Last night was one of those nights where I wished I could sit down with lots of people and give them giant hugs and endless thank-yous. Friday was my last day at Red Hat after an incredible 2.5 years, and it feels really good to finally break the news to people; I wish we'd been able to get the word out earlier, but it's been a hectic last few weeks working on the wrap-up details while the semester's been ending (I'm still writing individual thank-you notes to Red Hatters in between multiple final papers) - so sometimes you acknowledge that perfection is impossible and work instead on making the good real.

I'm tremendously grateful to everyone who took a chance on me and helped me grow; if OLPC was where I took my first stumbles into the big, wide world of open source and learned to walk, Red Hat was where I learned to run, and to run alongside the best. The chance to grow both Fedora Marketing and FUDCon into mature, community-run entities, the chance to lead POSSE from an idea to a reality that's touched dozens of professors and hundreds of students around the world, the opportunity to play a crucial role in the early stages of Teaching Open Source, the chance to learn from everyone around me - these are experiences I couldn't have had anywhere else, and things I could not have done without my kickass teammates, mentors, and friends. The list is far too long to include here, but suffice it to say it's been the people who've made the journey as amazing as it's been, and I have no plans to say goodbye.

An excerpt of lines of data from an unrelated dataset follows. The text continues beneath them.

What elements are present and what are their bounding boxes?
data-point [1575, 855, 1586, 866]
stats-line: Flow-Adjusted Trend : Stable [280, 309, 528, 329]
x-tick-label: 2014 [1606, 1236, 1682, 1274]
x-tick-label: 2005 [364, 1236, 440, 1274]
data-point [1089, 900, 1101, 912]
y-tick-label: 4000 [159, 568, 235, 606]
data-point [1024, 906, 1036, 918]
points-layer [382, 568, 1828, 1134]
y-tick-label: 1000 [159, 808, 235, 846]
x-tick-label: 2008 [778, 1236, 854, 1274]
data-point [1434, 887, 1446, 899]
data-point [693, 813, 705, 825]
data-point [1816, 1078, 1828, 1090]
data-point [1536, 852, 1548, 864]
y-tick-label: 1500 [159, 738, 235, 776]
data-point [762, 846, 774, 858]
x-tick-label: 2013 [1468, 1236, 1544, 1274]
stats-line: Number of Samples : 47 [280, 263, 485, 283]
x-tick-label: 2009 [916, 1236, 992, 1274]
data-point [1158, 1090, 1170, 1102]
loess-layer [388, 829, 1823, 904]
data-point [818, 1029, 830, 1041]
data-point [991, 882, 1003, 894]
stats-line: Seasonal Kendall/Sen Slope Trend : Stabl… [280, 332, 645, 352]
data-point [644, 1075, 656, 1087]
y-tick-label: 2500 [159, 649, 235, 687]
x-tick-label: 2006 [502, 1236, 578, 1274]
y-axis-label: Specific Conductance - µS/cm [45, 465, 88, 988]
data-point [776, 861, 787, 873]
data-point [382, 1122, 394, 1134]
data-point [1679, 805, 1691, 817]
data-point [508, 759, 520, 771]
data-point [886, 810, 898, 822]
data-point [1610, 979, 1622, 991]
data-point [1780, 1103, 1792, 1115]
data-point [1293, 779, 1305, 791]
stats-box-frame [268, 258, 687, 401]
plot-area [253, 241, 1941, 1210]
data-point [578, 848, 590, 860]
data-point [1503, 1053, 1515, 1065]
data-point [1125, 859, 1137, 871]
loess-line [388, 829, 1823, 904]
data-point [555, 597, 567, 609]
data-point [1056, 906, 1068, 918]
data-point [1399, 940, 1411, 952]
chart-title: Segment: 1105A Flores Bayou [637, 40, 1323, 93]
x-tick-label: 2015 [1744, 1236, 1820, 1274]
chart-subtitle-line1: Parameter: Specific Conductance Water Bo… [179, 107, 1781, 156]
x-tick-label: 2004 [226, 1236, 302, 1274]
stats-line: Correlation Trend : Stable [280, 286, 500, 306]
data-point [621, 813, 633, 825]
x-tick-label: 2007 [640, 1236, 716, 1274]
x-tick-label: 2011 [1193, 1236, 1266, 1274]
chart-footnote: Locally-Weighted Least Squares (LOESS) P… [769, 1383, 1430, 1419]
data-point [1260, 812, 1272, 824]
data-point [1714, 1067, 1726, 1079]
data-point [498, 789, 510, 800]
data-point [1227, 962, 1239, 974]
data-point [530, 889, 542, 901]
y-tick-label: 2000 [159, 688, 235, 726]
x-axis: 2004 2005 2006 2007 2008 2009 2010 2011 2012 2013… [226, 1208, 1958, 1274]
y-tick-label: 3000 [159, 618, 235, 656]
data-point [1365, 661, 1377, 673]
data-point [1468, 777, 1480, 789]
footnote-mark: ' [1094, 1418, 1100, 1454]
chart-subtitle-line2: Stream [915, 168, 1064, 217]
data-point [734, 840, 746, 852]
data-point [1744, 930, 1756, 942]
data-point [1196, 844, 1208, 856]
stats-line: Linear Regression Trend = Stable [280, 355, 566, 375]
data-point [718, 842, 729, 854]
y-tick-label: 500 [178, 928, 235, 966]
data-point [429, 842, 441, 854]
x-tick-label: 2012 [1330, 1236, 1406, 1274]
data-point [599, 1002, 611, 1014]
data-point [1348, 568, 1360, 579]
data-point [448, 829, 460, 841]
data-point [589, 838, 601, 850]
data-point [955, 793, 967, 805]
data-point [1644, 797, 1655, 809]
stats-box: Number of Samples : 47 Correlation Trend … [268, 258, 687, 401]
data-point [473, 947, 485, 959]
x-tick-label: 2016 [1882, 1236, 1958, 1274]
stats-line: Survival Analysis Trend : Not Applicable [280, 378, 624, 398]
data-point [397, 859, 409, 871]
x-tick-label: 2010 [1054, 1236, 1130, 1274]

I'm still going to be in many of the same spaces I was in before (especially Fedora, TOS, and opensource.com), so in practical terms, what this means is that I'm swapping a .com email address for an .edu one so I can devote more time to graduate school and other personal projects along the same general theme of Awesomeness and Learning. And I'm still doing research on the open source way -- what are the elements of the methodology, and how can they be made systematically and measurably transferable and reproducible? It looks like answering that question (or whatever it turns into) will be a large part of the next few years of my life, and I'm looking forward to it and will definitely keep you all updated.

It's a big wide world out there. Time for the next adventure.